Perbedaan Bensin dan Biodiesel Bensin dan biodiesel memiliki beberapa aspek yang membedakannya.
Pertama, perbedannya dapat dilihat dari bahan baku dan juga cara pembuatannya. Bensin merupakan bahan bakar fosil yang didapatkan dari proses destilasi minyak bumi menjadi fraksi-fraksi tertentu dengan jangkauan titik didih sebesar 40oC hingga 220oC. Bensin yang dijual dipasaran berasal dan berbagai jenis minyak mentah yang diolah melalui proses yang berbeda-beda baik secara destilasi langsung maupun dan hasil perengkahan, reformasi, alkilasi dan isomerisasi. Sumber bahan baku bahan bakar bensin tidak bisa diperbaharui sehingga suatu saat bisa habis. Berbeda dari bahan baku bensin, biodiesel dapat dibuat dari minyak nabati, minyak hewani atau dari minyak goreng bekas atau daur ulang. Bahan baku biodiesel mudah didapat dan dapat diperbaharui. Biodiesel dibuat melalui reaksi esterifikasi dan transesterifikasi trigliserida. Perbedaan lainnya yaitu terdapat pada penggunaannya. Bensin merupakan bahan bakar yang dipakai pada mesin bensin, sedangkan biodiesel dibuat untuk dipakai pada mesin diesel sebagai bahan bakar alternatif pengganti solar. Ukuran kualitas dari bensin dan biodiesel juga berbeda.
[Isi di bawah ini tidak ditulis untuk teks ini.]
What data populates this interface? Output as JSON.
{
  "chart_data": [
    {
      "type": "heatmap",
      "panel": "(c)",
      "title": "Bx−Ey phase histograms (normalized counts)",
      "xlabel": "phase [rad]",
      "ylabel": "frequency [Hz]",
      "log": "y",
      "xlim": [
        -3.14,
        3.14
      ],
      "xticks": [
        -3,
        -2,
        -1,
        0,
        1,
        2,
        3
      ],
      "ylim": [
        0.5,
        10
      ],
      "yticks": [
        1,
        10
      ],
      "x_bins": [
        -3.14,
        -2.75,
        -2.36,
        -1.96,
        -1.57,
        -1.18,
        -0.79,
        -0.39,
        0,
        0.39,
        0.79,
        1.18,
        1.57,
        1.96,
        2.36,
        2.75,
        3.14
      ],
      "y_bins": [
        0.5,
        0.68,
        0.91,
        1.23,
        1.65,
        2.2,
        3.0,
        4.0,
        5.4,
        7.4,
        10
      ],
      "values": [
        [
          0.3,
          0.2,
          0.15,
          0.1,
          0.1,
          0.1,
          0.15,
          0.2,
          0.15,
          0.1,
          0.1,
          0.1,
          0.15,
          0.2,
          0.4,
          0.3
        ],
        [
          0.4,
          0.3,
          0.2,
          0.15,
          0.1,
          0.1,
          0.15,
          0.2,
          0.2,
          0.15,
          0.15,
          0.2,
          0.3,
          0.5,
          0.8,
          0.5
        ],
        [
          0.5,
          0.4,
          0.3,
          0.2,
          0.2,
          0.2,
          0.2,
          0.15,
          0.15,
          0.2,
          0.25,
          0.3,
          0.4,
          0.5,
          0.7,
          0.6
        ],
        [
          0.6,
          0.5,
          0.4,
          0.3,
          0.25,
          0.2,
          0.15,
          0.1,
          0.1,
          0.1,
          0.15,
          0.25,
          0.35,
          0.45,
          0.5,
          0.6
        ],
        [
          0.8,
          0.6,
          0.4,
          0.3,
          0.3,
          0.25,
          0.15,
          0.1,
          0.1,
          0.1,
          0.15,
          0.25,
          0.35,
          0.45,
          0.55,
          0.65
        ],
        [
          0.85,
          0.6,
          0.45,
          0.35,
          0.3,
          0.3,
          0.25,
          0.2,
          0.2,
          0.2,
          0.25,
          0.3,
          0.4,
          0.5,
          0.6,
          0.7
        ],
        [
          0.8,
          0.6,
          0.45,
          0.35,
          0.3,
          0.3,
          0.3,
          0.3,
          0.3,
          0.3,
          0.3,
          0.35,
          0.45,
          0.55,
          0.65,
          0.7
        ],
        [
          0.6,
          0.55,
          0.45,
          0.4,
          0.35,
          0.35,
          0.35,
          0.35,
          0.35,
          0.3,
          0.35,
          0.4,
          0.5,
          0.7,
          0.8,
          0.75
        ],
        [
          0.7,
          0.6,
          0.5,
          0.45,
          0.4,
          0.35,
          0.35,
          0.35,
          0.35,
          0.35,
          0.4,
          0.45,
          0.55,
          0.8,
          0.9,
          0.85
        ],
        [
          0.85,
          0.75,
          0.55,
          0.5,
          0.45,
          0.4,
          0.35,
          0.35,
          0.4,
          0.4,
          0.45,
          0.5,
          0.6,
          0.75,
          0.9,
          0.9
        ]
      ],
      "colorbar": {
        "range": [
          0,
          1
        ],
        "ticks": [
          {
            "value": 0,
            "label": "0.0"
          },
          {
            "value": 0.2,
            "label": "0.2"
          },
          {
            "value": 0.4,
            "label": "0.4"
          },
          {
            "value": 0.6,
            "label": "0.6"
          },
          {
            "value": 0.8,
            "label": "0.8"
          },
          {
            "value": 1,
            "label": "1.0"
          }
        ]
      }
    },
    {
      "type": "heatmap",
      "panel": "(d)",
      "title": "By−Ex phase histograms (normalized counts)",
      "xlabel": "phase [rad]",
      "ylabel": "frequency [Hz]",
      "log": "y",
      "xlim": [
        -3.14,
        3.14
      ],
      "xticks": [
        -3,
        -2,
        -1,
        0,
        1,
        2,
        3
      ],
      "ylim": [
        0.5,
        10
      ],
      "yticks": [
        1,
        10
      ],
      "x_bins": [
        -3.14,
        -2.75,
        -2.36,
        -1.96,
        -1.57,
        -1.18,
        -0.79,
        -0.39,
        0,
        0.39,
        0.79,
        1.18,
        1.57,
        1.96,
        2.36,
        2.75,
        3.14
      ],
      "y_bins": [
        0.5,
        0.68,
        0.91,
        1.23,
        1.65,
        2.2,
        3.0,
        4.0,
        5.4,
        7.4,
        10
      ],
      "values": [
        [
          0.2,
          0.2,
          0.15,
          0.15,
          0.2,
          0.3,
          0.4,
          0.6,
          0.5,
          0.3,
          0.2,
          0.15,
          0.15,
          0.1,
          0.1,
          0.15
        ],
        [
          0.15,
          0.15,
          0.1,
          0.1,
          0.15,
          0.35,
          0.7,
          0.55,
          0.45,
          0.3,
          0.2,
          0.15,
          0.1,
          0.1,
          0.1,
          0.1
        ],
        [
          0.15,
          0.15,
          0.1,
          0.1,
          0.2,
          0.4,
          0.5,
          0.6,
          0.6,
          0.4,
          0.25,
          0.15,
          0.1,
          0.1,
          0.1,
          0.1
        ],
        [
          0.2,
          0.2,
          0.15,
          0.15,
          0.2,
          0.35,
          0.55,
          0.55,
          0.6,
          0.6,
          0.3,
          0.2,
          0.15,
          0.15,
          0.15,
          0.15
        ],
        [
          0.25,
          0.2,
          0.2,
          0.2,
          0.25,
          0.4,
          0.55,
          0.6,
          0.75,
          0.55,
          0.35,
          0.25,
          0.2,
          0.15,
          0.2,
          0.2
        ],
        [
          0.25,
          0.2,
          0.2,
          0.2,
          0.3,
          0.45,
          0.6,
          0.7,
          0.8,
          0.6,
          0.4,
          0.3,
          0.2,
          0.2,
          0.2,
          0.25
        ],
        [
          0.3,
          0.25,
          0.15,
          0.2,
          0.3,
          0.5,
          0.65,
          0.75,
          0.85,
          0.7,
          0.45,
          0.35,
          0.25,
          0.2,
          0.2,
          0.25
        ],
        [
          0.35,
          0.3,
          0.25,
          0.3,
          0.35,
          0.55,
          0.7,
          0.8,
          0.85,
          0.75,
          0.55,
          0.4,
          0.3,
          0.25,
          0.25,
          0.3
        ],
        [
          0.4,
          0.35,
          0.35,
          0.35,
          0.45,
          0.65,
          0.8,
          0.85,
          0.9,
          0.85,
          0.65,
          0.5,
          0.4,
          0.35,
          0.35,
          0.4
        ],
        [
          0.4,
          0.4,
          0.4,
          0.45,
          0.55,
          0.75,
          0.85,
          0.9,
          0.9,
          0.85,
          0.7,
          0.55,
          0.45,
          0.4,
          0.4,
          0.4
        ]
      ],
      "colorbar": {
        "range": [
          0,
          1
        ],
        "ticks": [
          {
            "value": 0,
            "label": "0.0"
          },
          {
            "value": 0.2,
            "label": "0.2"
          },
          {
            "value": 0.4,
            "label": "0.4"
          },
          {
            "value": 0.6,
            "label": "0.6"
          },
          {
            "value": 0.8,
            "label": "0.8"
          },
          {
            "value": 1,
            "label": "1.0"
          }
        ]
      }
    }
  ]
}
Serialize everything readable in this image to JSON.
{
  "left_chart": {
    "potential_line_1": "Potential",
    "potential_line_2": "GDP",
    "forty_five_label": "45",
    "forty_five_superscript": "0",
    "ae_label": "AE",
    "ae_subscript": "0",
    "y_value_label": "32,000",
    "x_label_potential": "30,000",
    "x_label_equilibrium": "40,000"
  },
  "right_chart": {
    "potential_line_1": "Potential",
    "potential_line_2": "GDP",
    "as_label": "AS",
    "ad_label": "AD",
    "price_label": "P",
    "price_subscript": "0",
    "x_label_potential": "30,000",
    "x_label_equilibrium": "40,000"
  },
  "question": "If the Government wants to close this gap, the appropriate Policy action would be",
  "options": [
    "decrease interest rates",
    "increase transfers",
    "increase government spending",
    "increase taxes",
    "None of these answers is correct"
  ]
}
Ukuran kualitas bensin dinyatakan dengan angka oktan, sedangkan ukuran kualitas biodiesel dinyatakan dengan angka setana. Kandungan dan komposisi bensin dan biodiesel juga berbeda. Bensin sebagai bahan bakar fosil memiliki komposisi kimia yang terdiri dan senyawa hidrokarbon tak jenuh (olefin), hidrokarbon jenuh (parafin) dan hidrokarbon siklik atau hidrokarbon aromatik. Biodiesel tersusun dari berbagai macam ester asam lemak yang dapat diproduksi dari minyak tumbuhan maupun lemak hewan. Perbedaan antara bensin dan biodiesel dapat ditinjau juga dari segi emisi yang dihasilkan dari pembakaran. Biodiesel tidak mengandung sulfur (Moreno dkk, 1999) dan senyawa benzena yang karsinogenik sehingga biodiesel merupakan bahan bakar yang lebih bersih dan lebih mudah ditangani dibandingkan dengan solar. Emisi SO2, partikel, CO dan NOX. menurun secara konsisten dengan peningkatan kandungan biodiesel dalam campuran bahan bakar, akan tetapi karakteristiknya bervariasi tergantung dari jenis emisinya. Penurunan
kadar emisi paling signifikan dengan digunakannya biodiesel terjadi pada emisi SO2 dan PM (Djamin dan Wirawan, 2010).